Le covoiturage, une démarche de développement durable

Face à l’accroissement des mobilités et l’augmentation du carburant, les technologies actuelles ne permettent pas de réduire significativement le coût des déplacements individuels. Dès lors, les solutions de partages prennent tout leur sens, c’est dans ce contexte que s’inscrit le covoiturage. Ce principe s’inscrit dans une démarche de développement durable puisqu’il a un intérêt économique (partage des coûts de transport), un intérêt en termes d’écologie(réduction des émissions) et un intérêt social (rencontres, échanges etc.). Premier entrepreneur pour le covoiturage, Blablacar s’inscrit comme le leader en la matière. En France, 21% de la population a déjà eu recours à ce déplacement mutualisé. Cet article pourra vous en apprendre davantage sur covoiturage, et pourquoi il est important d’y penser. 

Quels bénéfices pour l’écologie ?

L’avantage de ce principe est qu’il concerne tous les types de trajet. De manière générale, il convient de préférer plusieurs personnes dans une voiture plutôt qu’une seule. Pour une entreprise, c’est l’assurance d’améliorer les conditions d’accès au site pour les salariés et donc réduire les embouteillages. Les engagements au niveau de l’écologie sont valorisés par l’entreprise si elle incite à mettre en place le covoiturage sur son site. La pratique a aussi un intérêt écologique dans le sens où il permet de réduire le nombre de place de stationnement. Ces besoins étant réduits, l’artificialisation des terres agricoles et naturelles est moindre.
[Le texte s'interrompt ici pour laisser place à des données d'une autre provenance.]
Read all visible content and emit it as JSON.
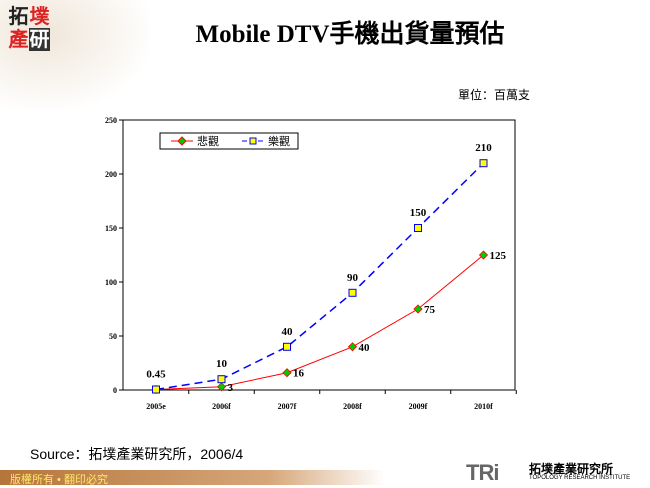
{
  "logo": {
    "chars": [
      "拓",
      "墣",
      "產",
      "研"
    ]
  },
  "title": "Mobile DTV手機出貨量預估",
  "unit": "單位：百萬支",
  "source": "Source：拓墣產業研究所，2006/4",
  "footer": {
    "copyright": "版權所有 • 翻印必究",
    "brand": "TRi",
    "brand_cn": "拓墣產業研究所",
    "brand_en": "TOPOLOGY RESEARCH INSTITUTE"
  },
  "chart_data": {
    "type": "line",
    "categories": [
      "2005e",
      "2006f",
      "2007f",
      "2008f",
      "2009f",
      "2010f"
    ],
    "ylim": [
      0,
      250
    ],
    "yticks": [
      0,
      50,
      100,
      150,
      200,
      250
    ],
    "legend_position": "top-left",
    "grid": false,
    "series": [
      {
        "name": "悲觀",
        "values": [
          0.45,
          3,
          16,
          40,
          75,
          125
        ],
        "labels": [
          "",
          "3",
          "16",
          "40",
          "75",
          "125"
        ],
        "color": "#ff0000",
        "marker": "diamond",
        "marker_color": "#00cc00",
        "dash": "solid"
      },
      {
        "name": "樂觀",
        "values": [
          0.45,
          10,
          40,
          90,
          150,
          210
        ],
        "labels": [
          "0.45",
          "10",
          "40",
          "90",
          "150",
          "210"
        ],
        "color": "#0000ff",
        "marker": "square",
        "marker_color": "#ffff00",
        "dash": "dashed"
      }
    ]
  }
}
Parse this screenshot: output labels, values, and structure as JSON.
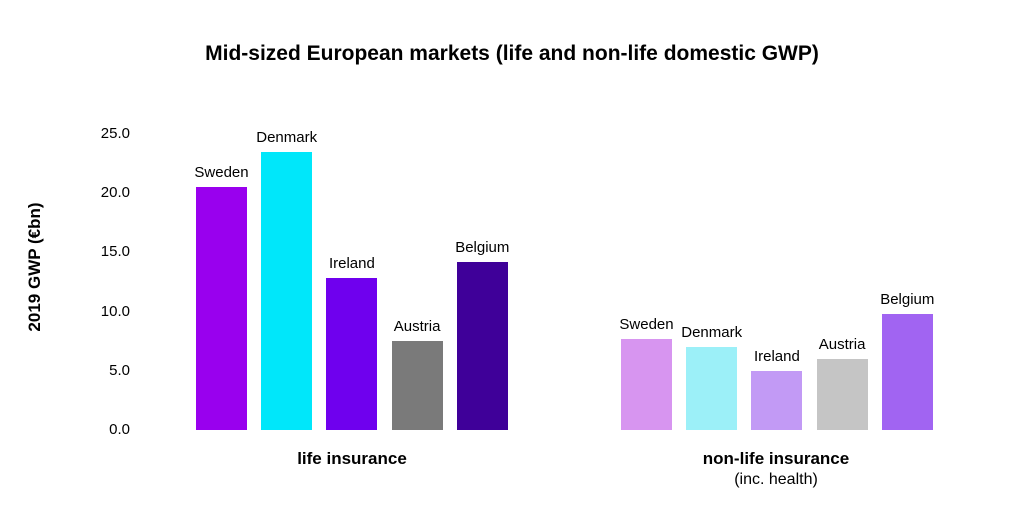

L’autosolisme, la limite de la pratique

Bien que touchant un large public, le covoiturage peine à faire réduire le nombre moyen de personne par voiture. Dans l’agglomérations parisienne, 1,7 personnes par véhicule a été calculé. 95% des automobilistes français effectuent leur trajet domicile-travail seuls dans leur véhicule. Selon le journal « Le Parisien », le covoiturage aurait des vrais vertus en termes d’écologie si bien que 1 300 000 mW/h ont été économisés en 2014. En plus de l’écologie dans laquelle s’implique la pratique, elle permet de suivre les technologies et se veut ainsi « indémodable ». Bien que rencontrant un succès encore grandissant aujourd’hui (Blablacar se développe dans d’autres pays), le phénomène est parfois décrié comme une concurrence aux déplacements en train.